Il est vrai que, pour une première fois en avion, j'avais plutôt peur du décollage et du vol en lui même, mais tout s'est bien déroulé dans l'ensemble.
L'avion en lui même est agréable, je veux bien entendu parler de son aspect esthétique mais aussi de son confort. Les sièges étaient assez confortables et les consignes de sécurité étaient de rigueur : à peine être rentré dans l'avion avions nous deja une vidéo qui nous présentait tout l'équipement et les règles immuables de sécurité en cas d'accident.
C'est pourquoi je me suis senti un peu moins stressé à la vue de cette cassette et, il est utile de rajouter que le personnel à bord était à la fois très convivial mais également très vigilant.
Pendant la durée du vol - à savoir huit heures- je ne me suis pas vraiment senti stressé, excepté durant les vagues de turbulences. L'ennui non plus n'avait point sa place dans l'avion : des films et dessins animés furent diffusés, des casques audio, distribués, pour écouter la radio.
En revanche, en ce qui concerne la nourriture, je ne l'ai pas trouvé fameuse : trop sec, fade. Mais, ceci est un peu le cas d'un grand nombre de compagnies : les plats sont déjà préparés a l'avance et sont protégés par du plastique ou autres emballages, d'ou une perte de saveur et une motivation faussée pour manger.

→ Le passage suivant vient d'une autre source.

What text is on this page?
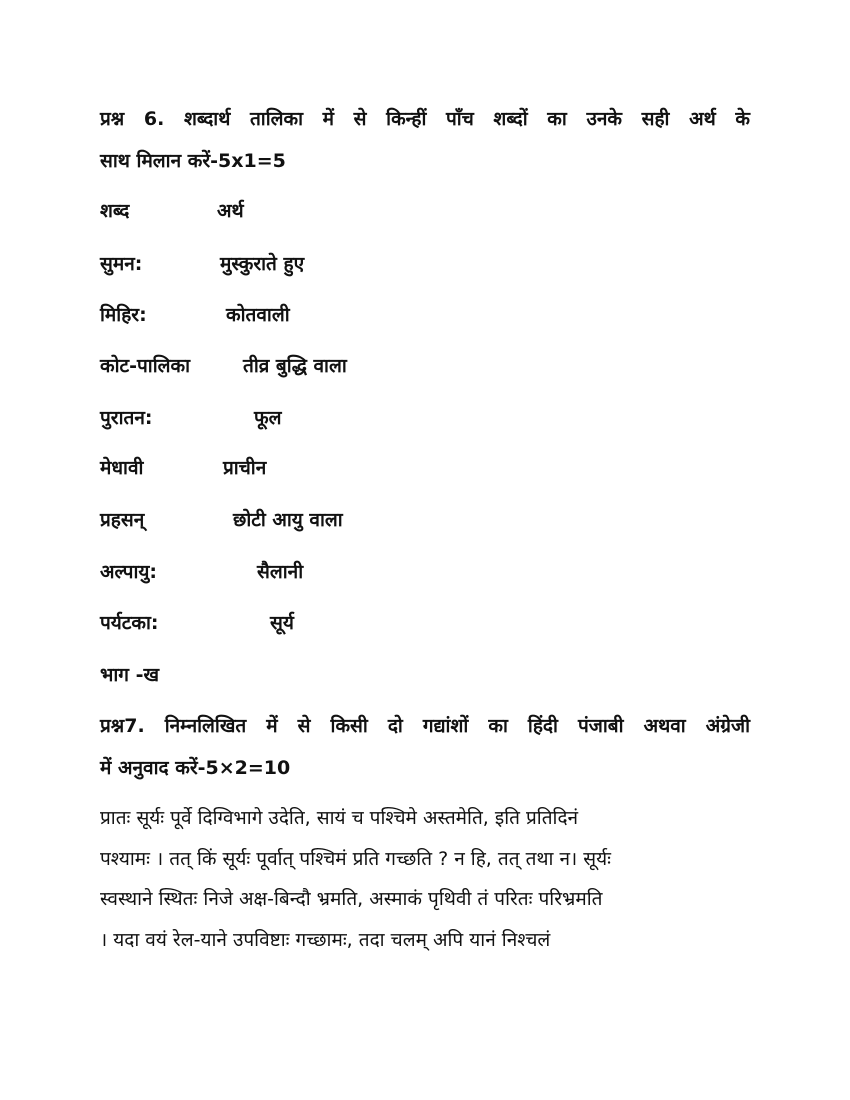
प्रश्न 6. शब्दार्थ तालिका में से किन्हीं पाँच शब्दों का उनके सही अर्थ के
साथ मिलान करें-5x1=5
शब्द	अर्थ
सुमन:	मुस्कुराते हुए
मिहिर:	कोतवाली
कोट-पालिका	तीव्र बुद्धि वाला
पुरातन:	फूल
मेधावी	प्राचीन
प्रहसन्	छोटी आयु वाला
अल्पायु:	सैलानी
पर्यटका:	सूर्य
भाग -ख
प्रश्न7. निम्नलिखित में से किसी दो गद्यांशों का हिंदी पंजाबी अथवा अंग्रेजी
में अनुवाद करें-5×2=10
प्रातः सूर्यः पूर्वे दिग्विभागे उदेति, सायं च पश्चिमे अस्तमेति, इति प्रतिदिनं
पश्यामः । तत् किं सूर्यः पूर्वात् पश्चिमं प्रति गच्छति ? न हि, तत् तथा न। सूर्यः
स्वस्थाने स्थितः निजे अक्ष-बिन्दौ भ्रमति, अस्माकं पृथिवी तं परितः परिभ्रमति
। यदा वयं रेल-याने उपविष्टाः गच्छामः, तदा चलम् अपि यानं निश्चलं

Enfin, je voudrais conclure par le manque de ponctualité de la Delta Airlines :
-Lors de mon premier voyage, l'avion était en retard d'environ une heure et la deuxieme fois fut le comble : l'avion, pour des soucis mécaniques apparemment, n'a pas pu se poser sur l'aéroport de Cincinnati en Amérique, si bien que j'ai attendu pendant près de neuf heures qu'un autre avion prenne le relais et vienne chercher les gens, moi compris, qui ont attendu toute la nuit à l'aéroport.
Ainsi, l'ensemble de cette société reste positif toutefois : tout est propice pour passer un vol agréable, parfumé à l'odeur de la détente et du bien-être.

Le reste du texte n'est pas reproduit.